En dernier lieu, aux termes du second alinéa de l’article R. 427-4 du code de l’environnement : « La liste des moyens interdits pour la réalisation des opérations mentionnées à l’article L. 427-6 est définie par un arrêté du ministre chargé de la chasse. » Aux termes de l’article 2 de l’arrêté du 1er août 1986 susvisé, pris notamment en application de ces dispositions : « Sont interdits pour la chasse de tout gibier et pour la destruction des espèces d’animaux classées susceptibles d’occasionner des dégâts : / (…) – l’emploi de sources lumineuses et de miroirs de nature à faciliter la capture ou la destruction du gibier ; (…) ». Aux termes de l’article 7 du même arrêté : « En application de l’article L. 424-4 du code de l’environnement, sont seuls autorisés pour la chasse et la destruction des espèces d’animaux classées susceptibles d’occasionner des dégâts les moyens d’assistance électronique suivants : / (…) – les appareils monoculaires ou binoculaires thermiques, à l’exclusion des appareils qui peuvent être mis en œuvre sans l’aide des mains dont les monoculaires équipés d’un adaptateur leur permettant d’être fixé sur une lunette de tir ; (…) ». Ces dispositions de l’arrêté du 1er août 1986, notamment applicables aux opérations de destruction d’espèces d’animaux classées susceptibles d’occasionner des dégâts, sont applicables aux opérations de destruction de sangliers prescrites par l’arrêté litigieux dès lors que, par un arrêté n° DDT-2023-133 du préfet du Cher du 5 juin 2023, cette espèce a été classée comme espèce susceptible d’occasionner des dégâts dans toutes les communes du département du Cher sur la période du 1er juillet 2023 au 30 juin 2024.

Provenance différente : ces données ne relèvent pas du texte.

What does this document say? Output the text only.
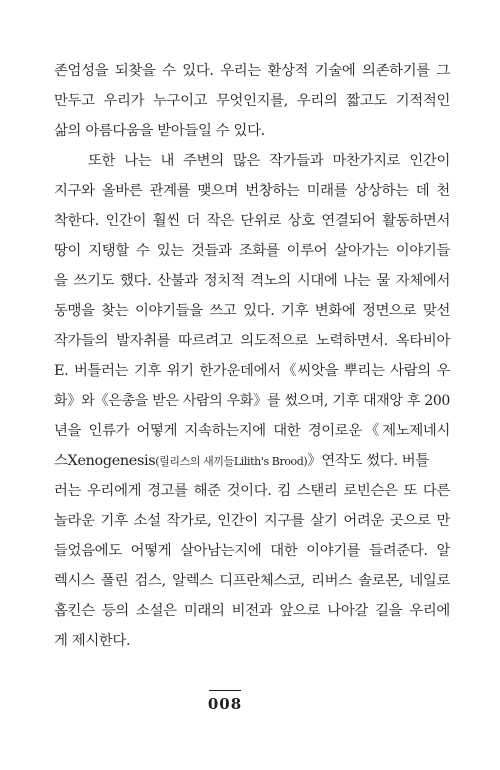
존엄성을 되찾을 수 있다. 우리는 환상적 기술에 의존하기를 그
만두고 우리가 누구이고 무엇인지를, 우리의 짧고도 기적적인
삶의 아름다움을 받아들일 수 있다.
또한 나는 내 주변의 많은 작가들과 마찬가지로 인간이
지구와 올바른 관계를 맺으며 번창하는 미래를 상상하는 데 천
착한다. 인간이 훨씬 더 작은 단위로 상호 연결되어 활동하면서
땅이 지탱할 수 있는 것들과 조화를 이루어 살아가는 이야기들
을 쓰기도 했다. 산불과 정치적 격노의 시대에 나는 물 자체에서
동맹을 찾는 이야기들을 쓰고 있다. 기후 변화에 정면으로 맞선
작가들의 발자취를 따르려고 의도적으로 노력하면서. 옥타비아
E. 버틀러는 기후 위기 한가운데에서《씨앗을 뿌리는 사람의 우
화》와《은총을 받은 사람의 우화》를 썼으며, 기후 대재앙 후 200
년을 인류가 어떻게 지속하는지에 대한 경이로운《제노제네시
스Xenogenesis(릴리스의 새끼들Lilith's Brood)》연작도 썼다. 버틀
러는 우리에게 경고를 해준 것이다. 킴 스탠리 로빈슨은 또 다른
놀라운 기후 소설 작가로, 인간이 지구를 살기 어려운 곳으로 만
들었음에도 어떻게 살아남는지에 대한 이야기를 들려준다. 알
렉시스 폴린 검스, 알렉스 디프란체스코, 리버스 솔로몬, 네일로
홉킨슨 등의 소설은 미래의 비전과 앞으로 나아갈 길을 우리에
게 제시한다.
008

Il résulte des dispositions citées au point précédent que l’emploi de sources lumineuses de nature à faciliter la capture ou la destruction de gibier et les appareils monoculaires ou binoculaires thermiques pouvant être mis en œuvre sans l’aide des mains sont interdits. Ainsi, l’association requérante est fondée à soutenir que l’article 3 de l’arrêté attaqué est illégal en tant qu’il prévoit que les tirs pourront être effectués par un tireur en présence d’un auxiliaire équipé d’une source lumineuse ou par le tireur seul, à l’aide d’un système de vision thermique fixé sur l’arme.
Il résulte de ce qui précède que l’article 3 de l’arrêté du préfet du Cher du 8 avril 2024 doit être annulé en tant seulement qu’il prévoit que les tirs pourront être effectués soit en présence d’un auxiliaire équipé d’une source lumineuse dénommé l’éclaireur soit par le tireur seul, à l’aide d’un système de vision thermique fixé sur l’arme.
D E C I D E :
Article 1er : L’intervention de la fédération départementale des chasseurs du Cher est admise.
Article 2 : L’article 3 de l’arrêté du préfet du Cher du 8 avril 2024 est annulé en tant seulement qu’il prévoit que les tirs pourront être effectués soit en présence d’un auxiliaire équipé d’une source lumineuse dénommé l’éclaireur, soit par le tireur seul, à l’aide d’un système de vision thermique fixé sur l’arme.
Article 3 : Le surplus des conclusions de la requête est rejeté.
Article 4 : Le présent jugement sera notifié à l’association départementale des chasseurs de grand gibier du Cher, au préfet du Cher et à la fédération départementale des chasseurs du Cher.
Délibéré après l’audience du 12 février 2026, à laquelle siégeaient :
M. Lacassagne, président,
Mme Ploteau, conseillère,
Mme Lefèvre, conseillère.
Rendu public par mise à disposition au greffe le 5 mars 2026.
La rapporteure,
Coralie PLOTEAU
Le président,
Denis LACASSAGNE
La greffière,
Marie-Josée PRÉCOPE
La République mande et ordonne au préfet du Cher en ce qui le concerne ou à tous commissaires de justice à ce requis en ce qui concerne les voies de droit commun contre les parties privées, de pourvoir à l’exécution de la présente décision.